After a mild breakdown I went to a corner store, chugged four Vitamin Waters, refilled my waterbottles, and made my way on some busy side streets toward the marina from where the ferry departs. There I would find a bus that could take me in to the city. I was almost there, only a few miles away!
Now I was even seeing signs on the side of the road for the marina. Only two miles left and one big downhill to the waterfront! For the first time on the trip I decided to bomb (go full speed) down the final decent. With the way the afternoon was going I should have known better. Once I reached top speed my front wheel began to shake. I looked down and it was too late, I was going over the handlebars. Apparently a city worker had been trimming a tree and had yet to clean up the mess. At the end of the mess was a large branch, the one the finished me off. A bit bloody and bruised (luckily that was all!) and now with my only broken spoke of the trip, I kindly asked the man trimming the tree why he had not yet cleared the branches from the bike lane. He seemed very disinterested even though I mentioned that he almost killed me. After about an hour of sitting and regrouping the branches were still in the bike lane. A frustrating end to the journey but I was only two miles to the finish!

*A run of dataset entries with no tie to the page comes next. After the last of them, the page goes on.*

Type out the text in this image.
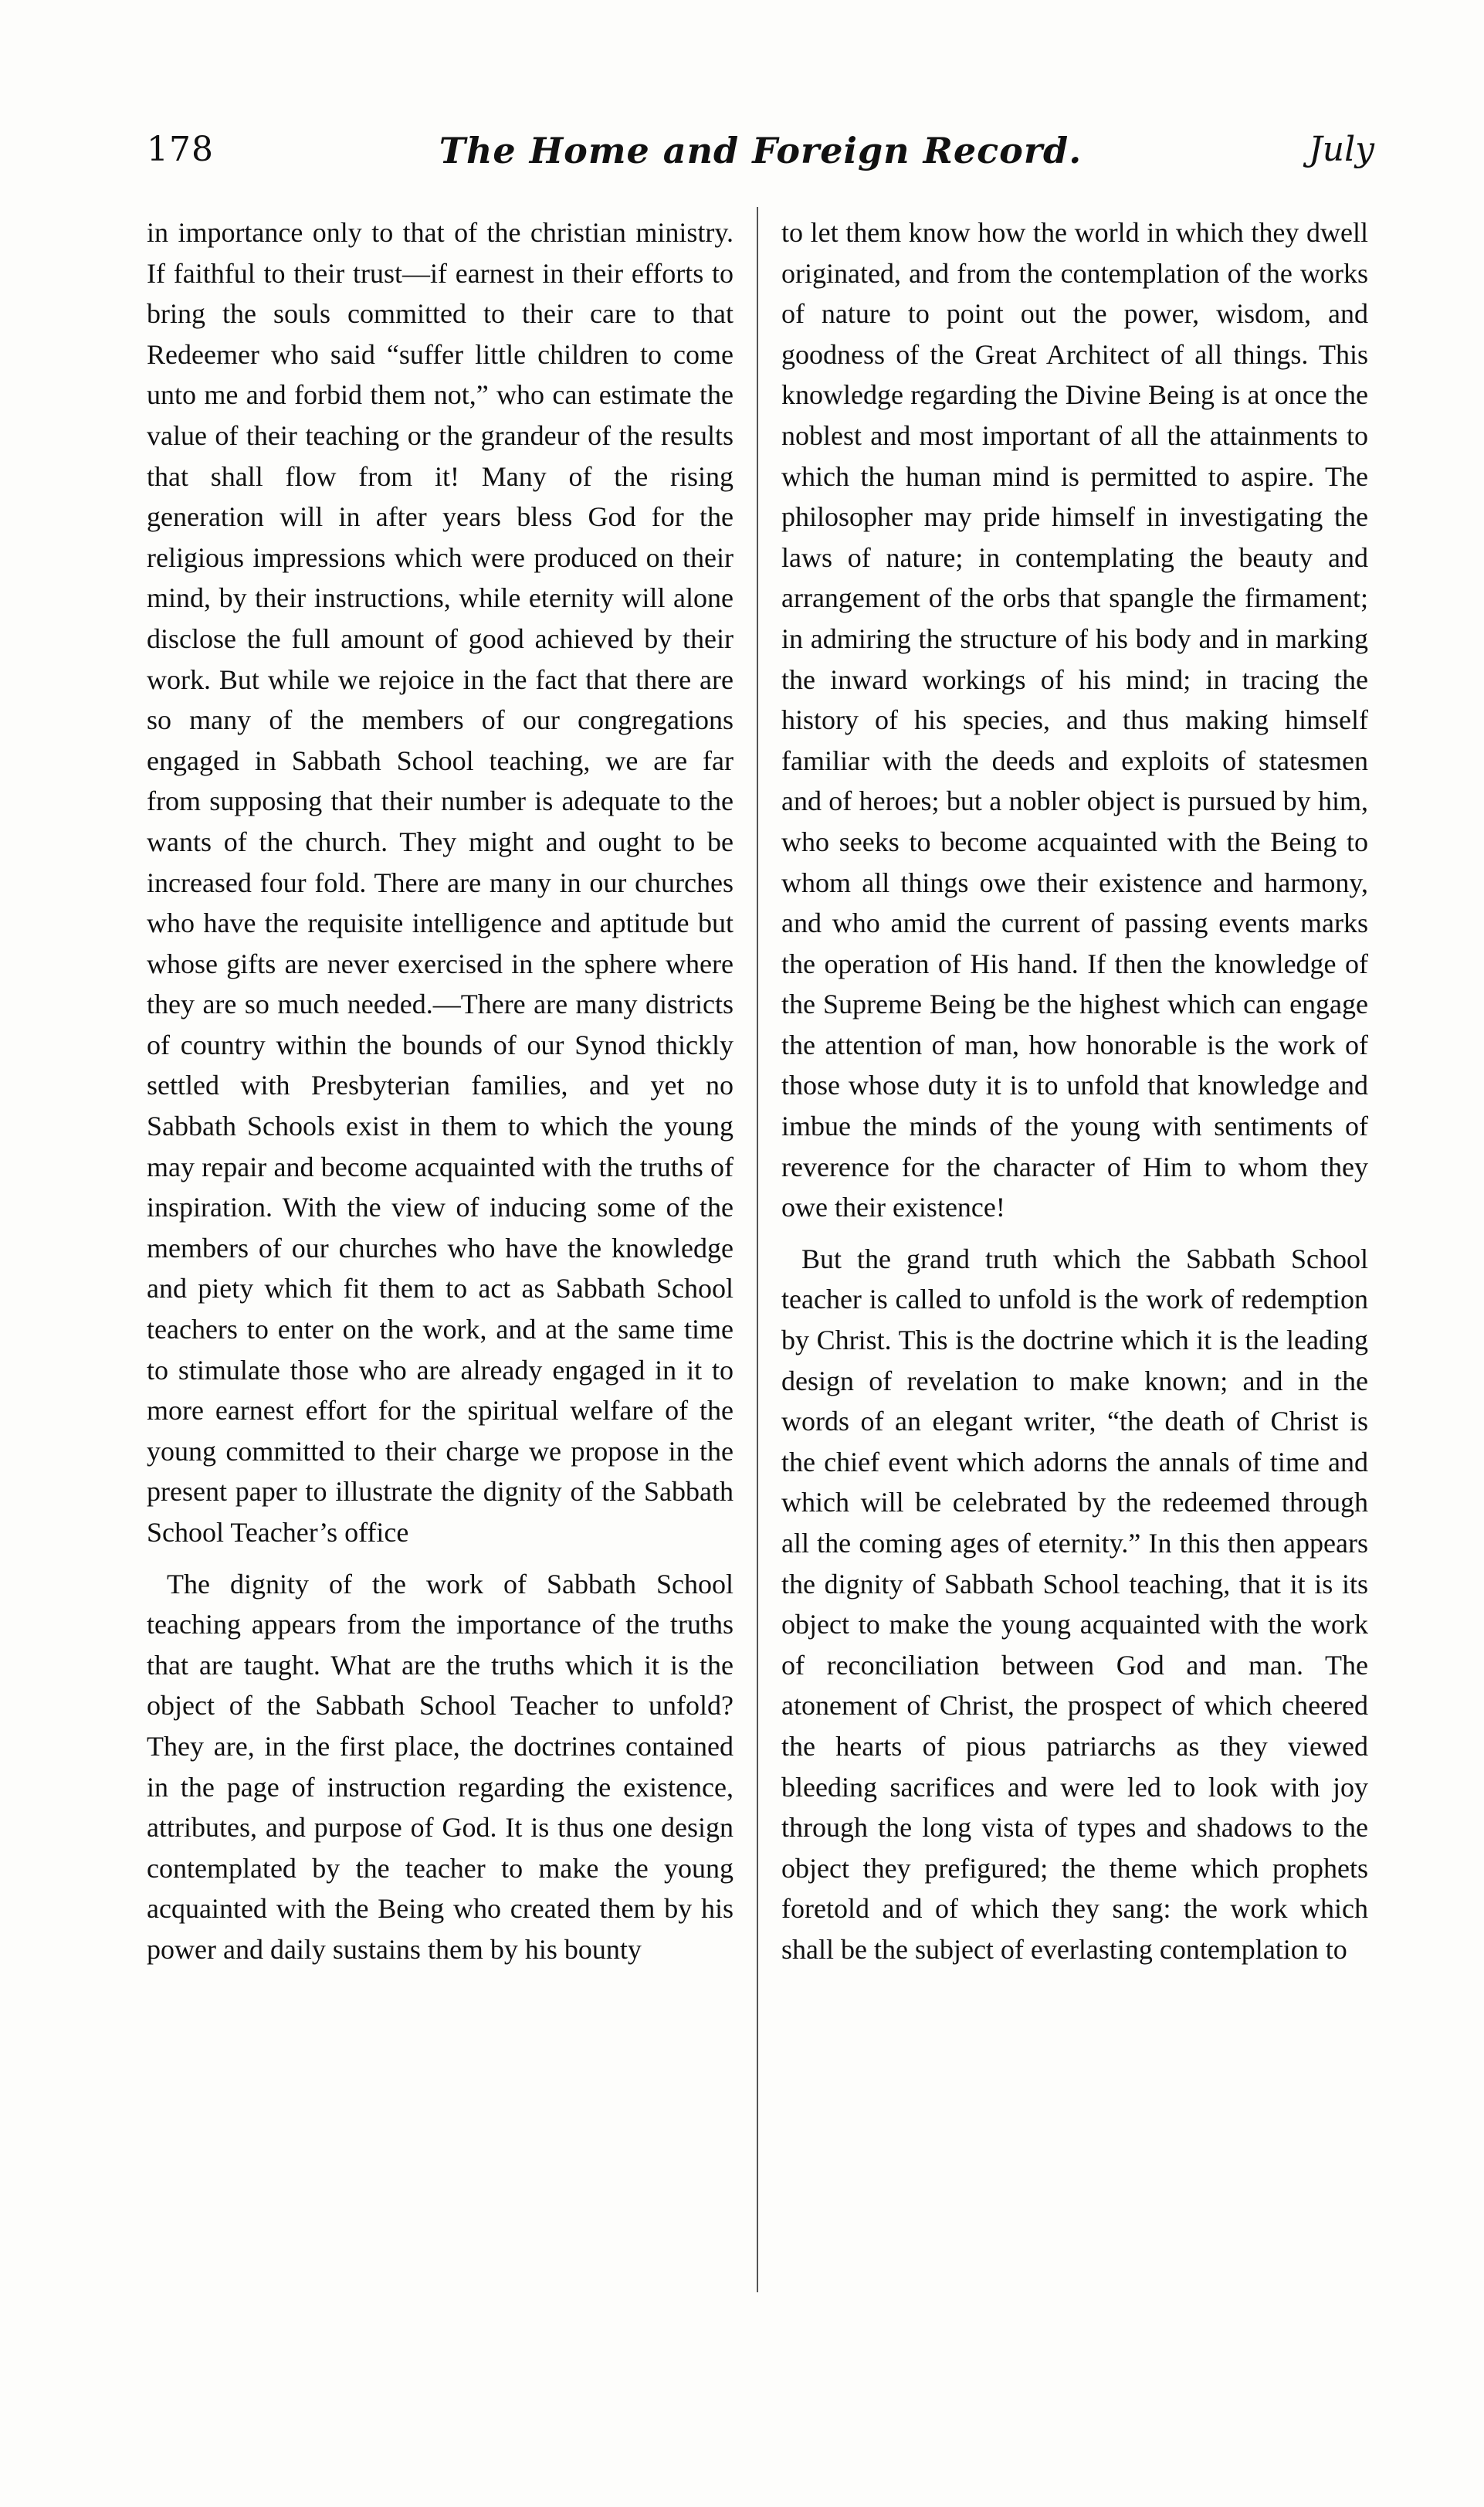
178	The Home and Foreign Record.	July

in importance only to that of the christian ministry. If faithful to their trust—if earnest in their efforts to bring the souls committed to their care to that Redeemer who said “suffer little children to come unto me and forbid them not,” who can estimate the value of their teaching or the grandeur of the results that shall flow from it! Many of the rising generation will in after years bless God for the religious impressions which were produced on their mind, by their instructions, while eternity will alone disclose the full amount of good achieved by their work. But while we rejoice in the fact that there are so many of the members of our congregations engaged in Sabbath School teaching, we are far from supposing that their number is adequate to the wants of the church. They might and ought to be increased four fold. There are many in our churches who have the requisite intelligence and aptitude but whose gifts are never exercised in the sphere where they are so much needed.—There are many districts of country within the bounds of our Synod thickly settled with Presbyterian families, and yet no Sabbath Schools exist in them to which the young may repair and become acquainted with the truths of inspiration. With the view of inducing some of the members of our churches who have the knowledge and piety which fit them to act as Sabbath School teachers to enter on the work, and at the same time to stimulate those who are already engaged in it to more earnest effort for the spiritual welfare of the young committed to their charge we propose in the present paper to illustrate the dignity of the Sabbath School Teacher’s office

The dignity of the work of Sabbath School teaching appears from the importance of the truths that are taught. What are the truths which it is the object of the Sabbath School Teacher to unfold? They are, in the first place, the doctrines contained in the page of instruction regarding the existence, attributes, and purpose of God. It is thus one design contemplated by the teacher to make the young acquainted with the Being who created them by his power and daily sustains them by his bounty

to let them know how the world in which they dwell originated, and from the contemplation of the works of nature to point out the power, wisdom, and goodness of the Great Architect of all things. This knowledge regarding the Divine Being is at once the noblest and most important of all the attainments to which the human mind is permitted to aspire. The philosopher may pride himself in investigating the laws of nature; in contemplating the beauty and arrangement of the orbs that spangle the firmament; in admiring the structure of his body and in marking the inward workings of his mind; in tracing the history of his species, and thus making himself familiar with the deeds and exploits of statesmen and of heroes; but a nobler object is pursued by him, who seeks to become acquainted with the Being to whom all things owe their existence and harmony, and who amid the current of passing events marks the operation of His hand. If then the knowledge of the Supreme Being be the highest which can engage the attention of man, how honorable is the work of those whose duty it is to unfold that knowledge and imbue the minds of the young with sentiments of reverence for the character of Him to whom they owe their existence!

But the grand truth which the Sabbath School teacher is called to unfold is the work of redemption by Christ. This is the doctrine which it is the leading design of revelation to make known; and in the words of an elegant writer, “the death of Christ is the chief event which adorns the annals of time and which will be celebrated by the redeemed through all the coming ages of eternity.” In this then appears the dignity of Sabbath School teaching, that it is its object to make the young acquainted with the work of reconciliation between God and man. The atonement of Christ, the prospect of which cheered the hearts of pious patriarchs as they viewed bleeding sacrifices and were led to look with joy through the long vista of types and shadows to the object they prefigured; the theme which prophets foretold and of which they sang: the work which shall be the subject of everlasting contemplation to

I arrived at the bus terminal and only had to wait for a few minutes until the bus arrived. I was immediately greeted with an explanation that I could not board the bus because I was bleeding. My explanation of biking across the country, my life flashing before my eyes only an hour earlier, and being within grasp of my final destination had no effect on the kind lady. However, she did wait patiently while I removed bandages from my backpack and covered my scrapes. I was on my way!
Only one more transfer, from the bus to the BART (subway), and I would be in San Francisco . . . the journey would be complete. Easy enough! At least that’s what I thought (there seems to be a theme for the day). When I arrived at the Embarcadero stop I eagerly rolled Hope off the subway car, and through the exit . . . . well, halfway through the exit. Literally feet away from being welcomed by Christy and Marlo-The-Dog my bicycle became locked as a result of not moving through the exit quickly enough. This may not be a photo of the front tire in the Pacific, but it is a photo of the front tire only inches from freedom in the city of San Francisco. Good enough for now!
The evening did not end with the emotional tears that I expected, but I was relieved to have arrived. Christy, Marlo, and I sat on the dock where I would have arrived on the ferry had all gone according to planned. I guess the quote I began the trip with sums up the day, as well as the past 46 days, “Anything easy ain’t worth a damn!”
I want to give a massive thank you to my family, friends and even strangers have supported me and St. Luke’s over the past two months! This has been an amazing and life changing experience. Although the journey may be complete there is work still to be done. The primary reason I began this journey was to raise awareness about the severity of unmet basic human needs in Haiti and to raise $50,000 by the end of the year for the Saint Luke Foundation for Haiti. Although only 20% of these funds have been raised I am confident that this goal will be reached. Please continue to support St. Luke’s by donating and spreading the word, and over the next few months I will continue to blog about fundraising efforts and perhaps some tell some tale of my cycling adventures!
Once again, a big thank you to everyone for their love and support!